Si on honore à juste titre des cinéastes comme Lynch, Tarkovski, Angelopoulos, Pasolini, Eustache… pour ne citer qu’eux, il est clair qu’aujourd’hui, ils ne trouveraient pas de financement. Pour ma part, si je devais co-produire aujourd’hui Léolo, le film de Jean-Claude Lauzon avec lequel j’ai arrêté ma carrière de productrice, je sais que, sur la base du script, je me ferais bouler de partout… Or, le film était en compétition officielle à Cannes…
Alors oui, il y a toujours des miracles comme Alice Rohrwacher ou Oliver Laxe, mais au regard du nombre de films produits chaque année, leur originalité tant sur la forme que sur le fond, ne doivent pas être l’arbre qui cache la forêt.
Comment avez-vous vécu l’expérience de ce premier séminaire?
Contrairement à quand j’ai créé AdaptLab pour le TorinoFilmLab grâce à l’enthousiasme de Savina Neirotti, j’ai eu ici le sentiment de sauter sans filet dans la marmite puisque les choses se sont montées hors les clous.
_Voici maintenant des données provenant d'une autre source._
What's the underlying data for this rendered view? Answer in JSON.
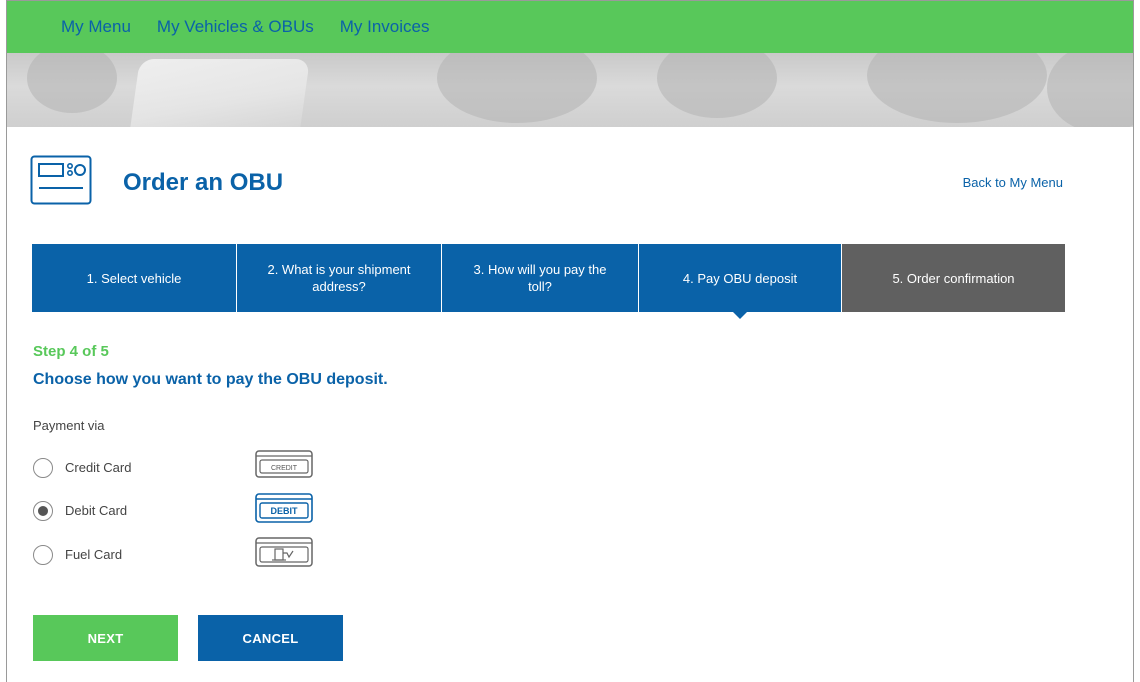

Mais j’ai vécu cette première expérience avec l’appétit qu’il se doit, ravie d’avoir trouvé en Catherine Paprocki la partenaire idéale en cuisine qui accompagne parfaitement cet élan, réjouie de voir ce que cela a concrètement apporté aux 4 premiers participants et j’en suis sortie avec de nouvelles idées et des variantes.
Car, en matière de cuisine comme en matière de cinéma, il faut se méfier des formules à répétition, des menus uniques, des modes de sorte à s’adapter à des univers, des imaginaires, des spécificités culturelles de narration, des moments de carrière différents. Nous mijotons déjà les 4 saisons de Cook your project, mais aussi une formule d’un weekend entre producteurs, productrices, réalisateurs et réalisatrices pour cuisiner ensemble un repas et un projet, et surtout un atelier pour les étudiants en cinéma dont il sera question en 2026.